The investigation established that Perevozkin issued criminal orders and knowingly allowed the use of physical and psychological violence against Ukrainians.
Ukrainian law enforcement officers have also documented other instances of torture, beatings, humiliation of human dignity, unlawful “interrogations”, the creation of inhumane detention conditions, as well as the deliberate failure to provide proper medical treatment to unlawfully detained civilians. Such behaviour was systematic, intentional and repressive in nature.Based on SSU materials, Perevozkin has been served, in absentia, with a notice of suspicion under the following articles of the Criminal Code of Ukraine:
Part 1 of Article 438 (cruel treatment of the civilian population committed by prior conspiracy by a group of persons)
Part 2 of Article 438 (cruel treatment of the civilian population combined with intentional murder, committed by a group of persons acting in concert).
He faces life imprisonment for these crimes.
Read more: The Viktoriia Project: the story of the captivity and torture endured by journalist Viktoriia Roshchyna and thousands of Ukrainians imprisoned by Russia
Background:
In March 2022, Roshchyna was captured by Russian occupiers and held in Berdiansk for 10 days.
In 2022, Roshchyna wrote a series of reports for Ukrainska Pravda from temporarily occupied territories, including pieces on life in occupied Crimea during the war, on how the pseudo-referendum had been conducted in Russian-occupied Donetsk Oblast and a photo feature from devastated Mariupol.
In order to get to the occupied territories, Roshchyna left Ukraine for Poland on 25 July. She planned to travel through Russia to the occupied east of Ukraine in three days.

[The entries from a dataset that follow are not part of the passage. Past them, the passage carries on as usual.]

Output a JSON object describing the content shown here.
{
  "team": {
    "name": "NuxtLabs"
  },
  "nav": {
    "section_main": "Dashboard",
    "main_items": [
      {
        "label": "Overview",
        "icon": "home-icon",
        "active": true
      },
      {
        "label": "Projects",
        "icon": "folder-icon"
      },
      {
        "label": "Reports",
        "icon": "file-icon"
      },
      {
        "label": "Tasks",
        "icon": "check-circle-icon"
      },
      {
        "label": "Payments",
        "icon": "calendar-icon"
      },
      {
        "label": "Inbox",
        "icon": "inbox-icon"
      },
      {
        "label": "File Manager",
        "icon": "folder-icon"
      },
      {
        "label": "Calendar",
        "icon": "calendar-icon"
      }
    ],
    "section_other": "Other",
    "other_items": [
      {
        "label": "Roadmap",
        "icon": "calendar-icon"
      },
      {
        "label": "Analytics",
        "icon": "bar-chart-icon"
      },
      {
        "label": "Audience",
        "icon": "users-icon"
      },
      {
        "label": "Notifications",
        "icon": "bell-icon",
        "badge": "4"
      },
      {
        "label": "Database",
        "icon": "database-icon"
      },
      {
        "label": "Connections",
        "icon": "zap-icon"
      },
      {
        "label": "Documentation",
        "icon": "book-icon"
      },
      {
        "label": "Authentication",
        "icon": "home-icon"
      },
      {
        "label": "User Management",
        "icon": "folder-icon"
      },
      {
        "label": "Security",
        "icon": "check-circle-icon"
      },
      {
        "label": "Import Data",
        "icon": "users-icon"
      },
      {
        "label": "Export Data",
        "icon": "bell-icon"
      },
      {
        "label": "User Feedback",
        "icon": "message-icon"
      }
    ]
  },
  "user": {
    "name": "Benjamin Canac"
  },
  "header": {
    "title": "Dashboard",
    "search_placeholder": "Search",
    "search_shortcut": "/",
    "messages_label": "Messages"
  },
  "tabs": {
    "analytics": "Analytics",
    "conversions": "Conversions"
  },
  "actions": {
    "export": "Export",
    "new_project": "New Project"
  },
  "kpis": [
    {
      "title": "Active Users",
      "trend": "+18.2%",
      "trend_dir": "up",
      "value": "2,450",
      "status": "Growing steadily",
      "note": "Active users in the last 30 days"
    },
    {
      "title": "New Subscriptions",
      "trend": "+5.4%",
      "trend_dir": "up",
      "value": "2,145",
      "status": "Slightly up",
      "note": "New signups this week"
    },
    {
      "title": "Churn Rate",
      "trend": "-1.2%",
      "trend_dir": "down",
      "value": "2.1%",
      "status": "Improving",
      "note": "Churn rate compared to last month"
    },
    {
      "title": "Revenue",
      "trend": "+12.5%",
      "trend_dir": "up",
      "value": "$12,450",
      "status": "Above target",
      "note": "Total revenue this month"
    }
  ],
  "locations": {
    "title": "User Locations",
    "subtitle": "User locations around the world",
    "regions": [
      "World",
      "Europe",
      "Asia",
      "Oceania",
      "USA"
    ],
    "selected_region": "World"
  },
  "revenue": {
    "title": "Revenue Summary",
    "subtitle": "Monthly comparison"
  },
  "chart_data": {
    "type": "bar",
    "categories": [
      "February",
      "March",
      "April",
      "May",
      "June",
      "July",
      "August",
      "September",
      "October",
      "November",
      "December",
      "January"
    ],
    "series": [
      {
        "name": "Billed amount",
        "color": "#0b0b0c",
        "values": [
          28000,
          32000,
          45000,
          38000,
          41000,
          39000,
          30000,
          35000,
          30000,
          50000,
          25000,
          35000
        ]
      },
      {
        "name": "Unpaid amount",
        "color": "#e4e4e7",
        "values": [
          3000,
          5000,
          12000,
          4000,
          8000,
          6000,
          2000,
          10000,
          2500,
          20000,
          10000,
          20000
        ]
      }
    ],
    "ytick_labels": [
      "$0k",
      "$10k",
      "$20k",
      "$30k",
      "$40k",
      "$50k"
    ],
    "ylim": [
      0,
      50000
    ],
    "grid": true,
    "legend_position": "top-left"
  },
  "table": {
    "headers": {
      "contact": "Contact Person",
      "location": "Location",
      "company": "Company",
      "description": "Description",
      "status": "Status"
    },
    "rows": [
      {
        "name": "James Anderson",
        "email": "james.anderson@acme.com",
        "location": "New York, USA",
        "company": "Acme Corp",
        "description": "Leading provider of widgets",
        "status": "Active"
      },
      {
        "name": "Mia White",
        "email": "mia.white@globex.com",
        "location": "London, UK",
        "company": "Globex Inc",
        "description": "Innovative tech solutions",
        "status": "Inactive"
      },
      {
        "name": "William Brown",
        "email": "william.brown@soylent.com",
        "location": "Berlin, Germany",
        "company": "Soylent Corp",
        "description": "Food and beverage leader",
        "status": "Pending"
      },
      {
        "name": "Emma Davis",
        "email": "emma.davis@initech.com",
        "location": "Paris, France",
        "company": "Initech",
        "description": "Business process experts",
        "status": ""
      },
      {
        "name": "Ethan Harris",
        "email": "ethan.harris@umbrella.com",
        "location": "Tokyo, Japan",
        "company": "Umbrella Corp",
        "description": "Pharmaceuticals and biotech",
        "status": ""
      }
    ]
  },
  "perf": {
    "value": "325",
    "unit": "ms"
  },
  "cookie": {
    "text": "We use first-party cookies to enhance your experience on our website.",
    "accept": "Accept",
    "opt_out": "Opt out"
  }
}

Viktoriia Roshchyna disappeared on 3 August 2023 while reporting from Russian-occupied territory.
It was not until May 2024 that Russia admitted to having detained Roshchyna. The Russian Ministry of Defence sent a letter confirming this to her father, Volodymyr Roshchyn.
Russia delayed the repatriation of Roshchyna’s body, which was only returned in February 2025.
The Office of the Prosecutor General reported that Roshchyna’s body showed multiple signs of torture and cruel treatment, including abrasions, haemorrhages, a broken rib and evidence of electric shocks.
The investigative team established that when the body was brought back to Ukraine, it bore signs that an autopsy had been performed in Russia. Journalists have learned that several internal organs were missing, including the brain, the eyeballs, and part of the trachea.
An international forensic pathologist said that this may be evidence that the Russians were attempting to conceal the real cause of death, in particular suffocation. A a funeral was held in Kyiv for Viktoriia this year on Friday 8 August.